Tuesday, August 23, 2011

Facebook Evil -- they invented my "interests"

As you see here, Facebook lists my interests as: PetVille, The Global Text Project, Wondershare, Quantum Wealth Management, and Celebrity Cruises

I have never told Facebook that I was interested in these things, in fact:
  • I have no interest in PetVille -- my wife plays that game with our grandchildren.
  • I am interested in the Global Text Project, but have never told that to Facebook or given them permission to tell others.
  • I have never heard of Wondershare and have no idea what it is.
  • My son-in-law owns Quantum Wealth Management, but I've never told Facebook about that.
  • I have taken some cruises, but never with Celebrity Cruises.
When people compare Google Plus and Facebook, they usually focus on features and user interface. I hope Google stays away from Facebook's Evil practices.

Monday, August 15, 2011

Recommended podcast: Maajid Nawaz on radical's use of the Internet

Maajid Nawaz
At first we naively expected the Internet and other communication technology to favor democracy over dictatorship. In a 1998 report on the Internet in Cuba, I wrote of
the 'dictator's dilemma' -- the desire to have the benefits of the Internet without the threat of political instability. How do you give people access to information for health care, education, and commerce while keeping them from political information?
Today, we have a more nuanced view of the Internet as a force for democracy -- we see that it is not only used by democrats, but by dictators and even terrorists, as illustrated by the use of Google Earth to plan missile attacks.
al-Aqsa commander in Gaza

Maajid Nawaz, presents a vivid picture of the use of the Internet by radical Islamists in his Ted Talk A global culture to fight extremism. Nawaz feels that extremists -- whether Islamists or white power advocates -- make better use of the Internet than democracy advocates. He speaks with authority, having used the Internet as a propagandist and recruiter for the global Islamist party Hizb ut-Tahrir for 13 years, including five years in an Egyptian prison for attempting to overthrow the government. He describes the use of the Net by extremists, asks why they have succeeded across borders and goes on to argue for a countervailing grass roots, youth-led movement to advocate for a democratic culture.

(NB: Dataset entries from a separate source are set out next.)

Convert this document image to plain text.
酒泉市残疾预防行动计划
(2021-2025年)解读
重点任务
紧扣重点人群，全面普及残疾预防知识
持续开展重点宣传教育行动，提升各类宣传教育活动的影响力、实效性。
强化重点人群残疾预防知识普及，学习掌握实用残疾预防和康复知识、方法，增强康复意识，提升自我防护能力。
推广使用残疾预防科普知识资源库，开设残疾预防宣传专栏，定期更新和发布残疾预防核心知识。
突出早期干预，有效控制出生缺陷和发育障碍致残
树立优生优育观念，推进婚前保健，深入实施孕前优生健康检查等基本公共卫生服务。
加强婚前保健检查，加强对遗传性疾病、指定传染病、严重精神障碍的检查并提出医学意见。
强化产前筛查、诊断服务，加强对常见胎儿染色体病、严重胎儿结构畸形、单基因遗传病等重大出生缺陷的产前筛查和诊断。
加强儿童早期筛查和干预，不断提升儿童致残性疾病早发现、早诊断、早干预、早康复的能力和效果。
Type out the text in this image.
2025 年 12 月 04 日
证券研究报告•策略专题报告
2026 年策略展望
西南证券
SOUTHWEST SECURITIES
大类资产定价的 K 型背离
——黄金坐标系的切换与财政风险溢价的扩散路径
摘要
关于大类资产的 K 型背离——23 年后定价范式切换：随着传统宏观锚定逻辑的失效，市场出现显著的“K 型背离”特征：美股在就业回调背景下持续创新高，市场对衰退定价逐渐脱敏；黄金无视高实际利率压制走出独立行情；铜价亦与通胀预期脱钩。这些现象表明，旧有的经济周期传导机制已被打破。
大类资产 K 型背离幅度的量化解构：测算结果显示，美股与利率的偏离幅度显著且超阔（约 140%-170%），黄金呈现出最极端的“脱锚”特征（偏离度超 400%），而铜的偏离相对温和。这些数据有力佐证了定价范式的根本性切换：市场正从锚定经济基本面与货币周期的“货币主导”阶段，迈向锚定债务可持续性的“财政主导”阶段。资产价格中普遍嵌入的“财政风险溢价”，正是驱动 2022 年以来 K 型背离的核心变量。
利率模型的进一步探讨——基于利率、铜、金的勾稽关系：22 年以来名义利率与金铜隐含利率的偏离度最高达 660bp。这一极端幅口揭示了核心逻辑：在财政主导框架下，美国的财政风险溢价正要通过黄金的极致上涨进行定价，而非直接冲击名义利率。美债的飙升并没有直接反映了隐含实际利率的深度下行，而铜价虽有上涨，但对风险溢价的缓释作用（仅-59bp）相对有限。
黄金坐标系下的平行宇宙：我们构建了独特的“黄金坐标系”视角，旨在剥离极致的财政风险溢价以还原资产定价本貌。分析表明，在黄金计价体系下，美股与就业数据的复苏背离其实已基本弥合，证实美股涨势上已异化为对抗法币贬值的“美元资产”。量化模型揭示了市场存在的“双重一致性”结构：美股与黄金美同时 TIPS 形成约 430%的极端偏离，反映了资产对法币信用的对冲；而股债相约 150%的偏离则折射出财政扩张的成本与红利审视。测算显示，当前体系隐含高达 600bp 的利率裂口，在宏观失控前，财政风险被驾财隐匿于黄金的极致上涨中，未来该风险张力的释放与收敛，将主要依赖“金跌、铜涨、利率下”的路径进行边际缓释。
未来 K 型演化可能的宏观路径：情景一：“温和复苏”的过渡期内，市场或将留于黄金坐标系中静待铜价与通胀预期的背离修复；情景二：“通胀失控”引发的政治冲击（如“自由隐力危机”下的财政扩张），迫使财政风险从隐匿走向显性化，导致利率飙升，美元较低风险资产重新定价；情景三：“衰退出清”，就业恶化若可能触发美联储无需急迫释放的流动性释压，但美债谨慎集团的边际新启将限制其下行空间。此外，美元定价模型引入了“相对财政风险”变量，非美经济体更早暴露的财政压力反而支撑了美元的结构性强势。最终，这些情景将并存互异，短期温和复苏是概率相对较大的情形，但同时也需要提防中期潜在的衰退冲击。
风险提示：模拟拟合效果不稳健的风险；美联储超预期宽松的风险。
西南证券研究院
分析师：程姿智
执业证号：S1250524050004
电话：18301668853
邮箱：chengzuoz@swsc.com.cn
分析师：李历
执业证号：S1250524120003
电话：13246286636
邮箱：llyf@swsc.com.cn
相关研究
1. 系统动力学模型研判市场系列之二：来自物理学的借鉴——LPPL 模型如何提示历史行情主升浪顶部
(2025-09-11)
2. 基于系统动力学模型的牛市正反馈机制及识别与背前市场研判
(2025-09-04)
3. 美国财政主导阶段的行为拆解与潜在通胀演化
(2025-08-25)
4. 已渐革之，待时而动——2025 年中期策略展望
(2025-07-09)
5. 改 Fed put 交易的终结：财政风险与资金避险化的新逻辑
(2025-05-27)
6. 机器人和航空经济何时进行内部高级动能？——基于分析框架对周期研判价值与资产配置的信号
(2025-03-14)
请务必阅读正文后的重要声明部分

Wednesday, August 10, 2011

Directory of e-Learning tools

Jeff Borden and his colleagues at Pearson eCollege have created a directory of 500 e-learning tools. The tools are divided into several categories: Continuing Education, Data, Discipline Specific Material, Graphics & Audio, Learning Assets, Measurement, Planning, Presentation Tools, Reference, Repository/Community, Search Engine, Student Tools, Technical, Online Teaching Theory, Web 2.0, and YouTube Videos.

Nearly all of the tools are free, and there is something there for every teacher and student interested in Internet-based education.

Look the material over and, if you find a tool you like, let us know about it.

Monday, August 08, 2011

Free, online Intro to AI from Stanford University

Stanford University CS 221 Introduction to to AI will be offered free online this fall.

The lectures will be online and all students will use the same materials, do the same assignments and take the same exams. Non-Stanford students will receive a completion letter showing where they fall on the grading curve. Over 10.000 students had requested information in the first three days after the course was announced. The instructors hope they can handle 10s or 100s of thousand students using tools like Google Moderator to select questions for discussion. I am curious to see how this and other very large online courses work out.